В свою последнюю осень, которая выдалась исключительно холодной, Иван вырубил в саду все деревья, пустив их на топку, а потом принялся за библиотеку.
Библиотеку Стефан сжигал, конечно, как диктовал ему его собственный вкус.
Стефану исполнился двадцать один год, но пока он писал этот роман, он повзрослел и почувствовал, что книги утратили над ним свою обаятельную власть.
По утрам, когда иней ложился на листья дикого винограда, Стефан принимался сжигать Иванову библиотеку.
Сперва Иван жег в своей печке сочинения, питавшие его отрочество: Лондона, Бальзака, Роллана, Дюма, Гюго, обоих Маннов. Из трубы вылетали, обнявшись, как духи, Паоло и Франческа, Марион де Лорм, Виолетта Валери, Луиза Лавальер, Агнесса Сорель, Корали, Эсмеральда, Дерюшетта, все эти чудные женщины, которых он любил в те мечтательные времена, когда внимание человечества еще было устремлено к нему, «посчелу».
Затем он послал в печь книги, читанные им при свете, последнем электрическом свете: Шекспира, Данте, Диккенса, Достоевского, Шестова, Толстого. «Все смешалось в доме Облонских» — Наташа Ростова и Оливер Твист, Ганечка Иволгин и Офелия, Эстелла и маленький Пип…
Как славно грелся Иван, предав огню колесницу Арджуны и все священное поле гуру, дерево Бо, Майтрейю и Катаинь, в отблесках огня, питаемого Аввакумом, Монтенем и Аристофаном, он перечитывал Гомера.
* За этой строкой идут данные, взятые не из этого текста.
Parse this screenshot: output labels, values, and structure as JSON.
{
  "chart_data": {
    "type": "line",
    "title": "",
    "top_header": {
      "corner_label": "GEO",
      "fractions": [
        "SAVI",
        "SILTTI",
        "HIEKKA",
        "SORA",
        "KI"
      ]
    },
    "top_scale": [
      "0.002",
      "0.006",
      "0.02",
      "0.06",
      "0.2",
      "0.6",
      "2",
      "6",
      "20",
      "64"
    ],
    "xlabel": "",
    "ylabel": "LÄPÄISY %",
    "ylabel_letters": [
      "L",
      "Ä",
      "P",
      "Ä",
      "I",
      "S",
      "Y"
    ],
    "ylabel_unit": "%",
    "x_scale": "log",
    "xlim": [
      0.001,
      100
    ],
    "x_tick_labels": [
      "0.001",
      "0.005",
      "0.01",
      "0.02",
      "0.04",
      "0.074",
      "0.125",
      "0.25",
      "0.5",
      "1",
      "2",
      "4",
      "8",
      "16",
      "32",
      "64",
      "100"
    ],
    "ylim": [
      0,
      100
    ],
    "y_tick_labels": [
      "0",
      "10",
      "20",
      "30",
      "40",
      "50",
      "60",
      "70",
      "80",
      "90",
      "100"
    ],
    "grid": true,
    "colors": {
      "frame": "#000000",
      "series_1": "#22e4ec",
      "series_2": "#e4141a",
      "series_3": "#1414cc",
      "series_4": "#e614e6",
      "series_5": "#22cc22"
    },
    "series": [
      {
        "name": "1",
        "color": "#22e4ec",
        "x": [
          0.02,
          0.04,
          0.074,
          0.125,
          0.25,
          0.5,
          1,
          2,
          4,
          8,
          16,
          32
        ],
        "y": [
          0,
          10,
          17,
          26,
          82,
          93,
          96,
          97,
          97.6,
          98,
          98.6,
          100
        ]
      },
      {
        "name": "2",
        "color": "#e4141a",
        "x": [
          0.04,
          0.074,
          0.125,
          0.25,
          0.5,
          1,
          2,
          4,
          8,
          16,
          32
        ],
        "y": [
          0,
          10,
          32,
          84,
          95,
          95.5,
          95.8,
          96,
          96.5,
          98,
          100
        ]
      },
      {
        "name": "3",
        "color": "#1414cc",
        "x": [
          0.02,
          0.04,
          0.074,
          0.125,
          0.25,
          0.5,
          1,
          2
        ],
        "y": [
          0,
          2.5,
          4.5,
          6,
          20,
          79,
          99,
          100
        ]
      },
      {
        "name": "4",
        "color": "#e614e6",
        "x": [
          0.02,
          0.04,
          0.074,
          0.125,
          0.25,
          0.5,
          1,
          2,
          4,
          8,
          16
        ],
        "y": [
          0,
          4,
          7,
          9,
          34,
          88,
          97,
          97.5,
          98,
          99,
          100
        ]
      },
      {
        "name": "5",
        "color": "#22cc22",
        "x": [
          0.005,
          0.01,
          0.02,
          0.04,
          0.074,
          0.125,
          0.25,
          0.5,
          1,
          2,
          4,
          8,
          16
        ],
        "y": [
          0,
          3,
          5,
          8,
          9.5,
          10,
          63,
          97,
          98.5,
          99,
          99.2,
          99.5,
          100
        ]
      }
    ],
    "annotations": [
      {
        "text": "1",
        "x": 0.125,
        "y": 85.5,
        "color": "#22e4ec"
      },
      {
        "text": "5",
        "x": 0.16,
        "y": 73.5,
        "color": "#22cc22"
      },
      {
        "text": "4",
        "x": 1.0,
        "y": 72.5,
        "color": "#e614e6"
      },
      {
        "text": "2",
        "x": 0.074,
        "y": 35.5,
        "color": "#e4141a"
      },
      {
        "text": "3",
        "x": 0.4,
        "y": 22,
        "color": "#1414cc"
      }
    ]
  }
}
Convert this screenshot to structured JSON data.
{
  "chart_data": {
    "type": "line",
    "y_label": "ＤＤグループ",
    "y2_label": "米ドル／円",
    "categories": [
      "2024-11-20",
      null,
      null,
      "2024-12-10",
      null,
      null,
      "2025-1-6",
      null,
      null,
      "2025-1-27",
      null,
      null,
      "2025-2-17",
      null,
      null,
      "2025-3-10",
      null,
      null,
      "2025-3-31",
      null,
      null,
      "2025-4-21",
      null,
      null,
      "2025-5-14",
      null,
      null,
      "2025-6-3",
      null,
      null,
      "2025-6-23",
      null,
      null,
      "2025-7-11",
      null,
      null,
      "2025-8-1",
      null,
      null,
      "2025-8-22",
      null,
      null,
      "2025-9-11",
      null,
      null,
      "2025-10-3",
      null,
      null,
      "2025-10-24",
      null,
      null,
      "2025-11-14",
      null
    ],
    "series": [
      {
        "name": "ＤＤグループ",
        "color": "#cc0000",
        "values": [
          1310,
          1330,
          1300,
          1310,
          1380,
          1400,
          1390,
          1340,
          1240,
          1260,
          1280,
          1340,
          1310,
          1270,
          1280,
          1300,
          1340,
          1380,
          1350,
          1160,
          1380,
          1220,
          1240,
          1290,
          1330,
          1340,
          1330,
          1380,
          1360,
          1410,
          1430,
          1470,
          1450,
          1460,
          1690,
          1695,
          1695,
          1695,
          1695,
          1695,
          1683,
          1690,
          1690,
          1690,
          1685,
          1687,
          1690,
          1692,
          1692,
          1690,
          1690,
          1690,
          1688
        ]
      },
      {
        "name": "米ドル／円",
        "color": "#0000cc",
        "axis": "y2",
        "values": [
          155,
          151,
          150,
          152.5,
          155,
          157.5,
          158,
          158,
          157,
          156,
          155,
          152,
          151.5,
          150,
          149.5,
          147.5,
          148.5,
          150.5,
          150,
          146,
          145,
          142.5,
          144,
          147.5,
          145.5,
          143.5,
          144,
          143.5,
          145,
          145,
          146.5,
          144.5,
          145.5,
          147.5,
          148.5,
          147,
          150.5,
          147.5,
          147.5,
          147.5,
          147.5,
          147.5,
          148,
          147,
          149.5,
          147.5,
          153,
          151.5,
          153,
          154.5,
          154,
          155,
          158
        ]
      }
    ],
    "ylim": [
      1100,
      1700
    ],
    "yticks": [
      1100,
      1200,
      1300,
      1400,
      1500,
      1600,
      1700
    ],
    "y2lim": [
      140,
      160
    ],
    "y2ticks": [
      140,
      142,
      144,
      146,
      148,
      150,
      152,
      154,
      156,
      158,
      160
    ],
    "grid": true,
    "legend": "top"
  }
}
Но при свете последних сжигаемых им кораблей глаза его вдруг ухватили строки книги, оставленной им напоследок: «Я вам сказываю, братия: время уже коротко, так что имеющие жен должны быть, как не имеющие; и плачущие, как не плачущие; и радующиеся, как не радующиеся; и покупающие, как не приобретающие; и пользующиеся миром сим, как не пользующиеся; ибо проходит образ мира сего».
И тут Иван понял, что это было: это действительно была не действительность, это реально была не реальность, эта жизнь не была такою по существу, этот мир был только образом!
В эти дни Иван (на самом деле — Стефан) решил: либо он мертв, а мир жив, либо никакого мира на самом деле не было, а был Иван, который долго не мог родиться сам в себе, то есть сделаться живым…
Наступила зима, отлетел первый пух декабря, валькириями провыли вьюги января, а в начале тихого, притаившегося в ожидании какой-то неведомой добычи февраля Стефан вместе с Иваном отложили все свои дела и оба углубились в спасенную ими из огня книгу, которую им помешали дочитать страшные события ледяного начала марта.